3 Ultimate Goals for Any Digital Merchandising Project
May 31, 2012 Leave a comment
Looking to implement a digital merchandising initiative? Because each project is different you need to clearly define what you expect to gain before you begin. To give you a little help, we have taken a look at the dozens of projects we have been involved with over the years and came up with the 3 ultimate goals for any digital merchandising initiative:
Increase Sales
Digital merchandising is leveraging the power of digital endpoints to merchandise your products– this means presenting your products for sale! The unit shouldn’t just look pretty – it should add value to your business. Any digital merchandising initiative should increase product sales. With digital merchandising you should expect a worthwhile return, and the ROI needs to justify the overall project cost.
Increase Brand Visibility
Digital merchandising initiatives employ technology to promote you and your brand as the hero in-store. Units show your brand’s colors, slogans, and relevant content. They give you another touch point to meet your consumers and make your brand known. Merchandising your product with a digital screen or kiosk unit can get you premier positioning in-store. Store personnel often want to place displays of this kind on end-caps or other areas that are easily accessible to customers. In this way, your brand can easily become the face of a particular in-store category.

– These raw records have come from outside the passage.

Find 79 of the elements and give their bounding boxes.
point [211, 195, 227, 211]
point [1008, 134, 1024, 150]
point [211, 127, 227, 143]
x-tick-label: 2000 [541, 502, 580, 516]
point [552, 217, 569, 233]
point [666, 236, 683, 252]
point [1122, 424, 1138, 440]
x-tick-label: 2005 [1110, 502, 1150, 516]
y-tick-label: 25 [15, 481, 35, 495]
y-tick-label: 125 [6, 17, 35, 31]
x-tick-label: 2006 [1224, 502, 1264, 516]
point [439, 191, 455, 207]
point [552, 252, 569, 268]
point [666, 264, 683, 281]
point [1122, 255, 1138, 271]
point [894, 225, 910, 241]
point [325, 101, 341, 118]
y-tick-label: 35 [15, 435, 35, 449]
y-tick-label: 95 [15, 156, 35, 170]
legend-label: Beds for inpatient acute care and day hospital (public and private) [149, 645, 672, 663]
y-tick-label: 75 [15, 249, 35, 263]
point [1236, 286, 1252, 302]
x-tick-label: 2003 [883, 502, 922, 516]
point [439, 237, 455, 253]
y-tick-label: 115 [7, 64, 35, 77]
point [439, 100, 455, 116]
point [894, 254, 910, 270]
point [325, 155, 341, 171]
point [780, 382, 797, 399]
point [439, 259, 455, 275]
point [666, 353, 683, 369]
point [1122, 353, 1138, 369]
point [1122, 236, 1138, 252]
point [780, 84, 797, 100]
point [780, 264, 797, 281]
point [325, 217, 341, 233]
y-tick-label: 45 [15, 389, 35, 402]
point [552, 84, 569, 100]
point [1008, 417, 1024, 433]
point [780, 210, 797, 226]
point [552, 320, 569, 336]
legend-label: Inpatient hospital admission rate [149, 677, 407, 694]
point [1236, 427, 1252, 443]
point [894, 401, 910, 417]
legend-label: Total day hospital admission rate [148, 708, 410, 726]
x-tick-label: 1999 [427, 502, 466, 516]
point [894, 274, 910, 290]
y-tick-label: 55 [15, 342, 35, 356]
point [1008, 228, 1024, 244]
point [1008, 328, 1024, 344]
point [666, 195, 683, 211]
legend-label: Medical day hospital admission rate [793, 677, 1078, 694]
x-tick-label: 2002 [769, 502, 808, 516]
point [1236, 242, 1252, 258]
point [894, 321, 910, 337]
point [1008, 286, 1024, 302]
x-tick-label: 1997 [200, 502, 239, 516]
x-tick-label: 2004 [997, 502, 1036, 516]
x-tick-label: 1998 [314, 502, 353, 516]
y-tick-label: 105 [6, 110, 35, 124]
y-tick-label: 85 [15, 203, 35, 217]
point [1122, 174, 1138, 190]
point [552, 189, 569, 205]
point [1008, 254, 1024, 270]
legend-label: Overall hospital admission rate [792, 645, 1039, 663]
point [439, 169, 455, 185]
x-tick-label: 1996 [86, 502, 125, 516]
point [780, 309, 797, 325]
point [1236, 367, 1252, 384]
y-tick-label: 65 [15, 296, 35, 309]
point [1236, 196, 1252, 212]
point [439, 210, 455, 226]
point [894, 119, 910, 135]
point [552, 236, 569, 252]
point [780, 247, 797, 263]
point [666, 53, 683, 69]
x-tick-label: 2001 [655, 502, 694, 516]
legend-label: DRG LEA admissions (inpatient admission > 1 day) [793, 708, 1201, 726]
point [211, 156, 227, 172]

Educate & Inform Customers of Product Information
Digital merchandising is a useful tool to educate and inform customers about a new product. When an entirely new product is introduced, consumers have no idea how to use it, what it’s for, or how it can make their lives better. Marketers bring useful and necessary information like product features and practical benefits to consumers through digital merchandising programs.
Typically, you would rely on a knowledgeable sales person to explain new or complex sets of product features, but in today’s marketplace, store personnel of that caliber are hard to find and often unreliable. Digital merchandising units can be implemented to fill the consumer’s need for information about complex products in-store. In the long run, having a product expert on hand (a digital merchandising unit) will persuade the retailer to have your product in-stock and may even eliminate another providers product from their offerings.
Before you get started, think your project through. Use the list above as a starting point.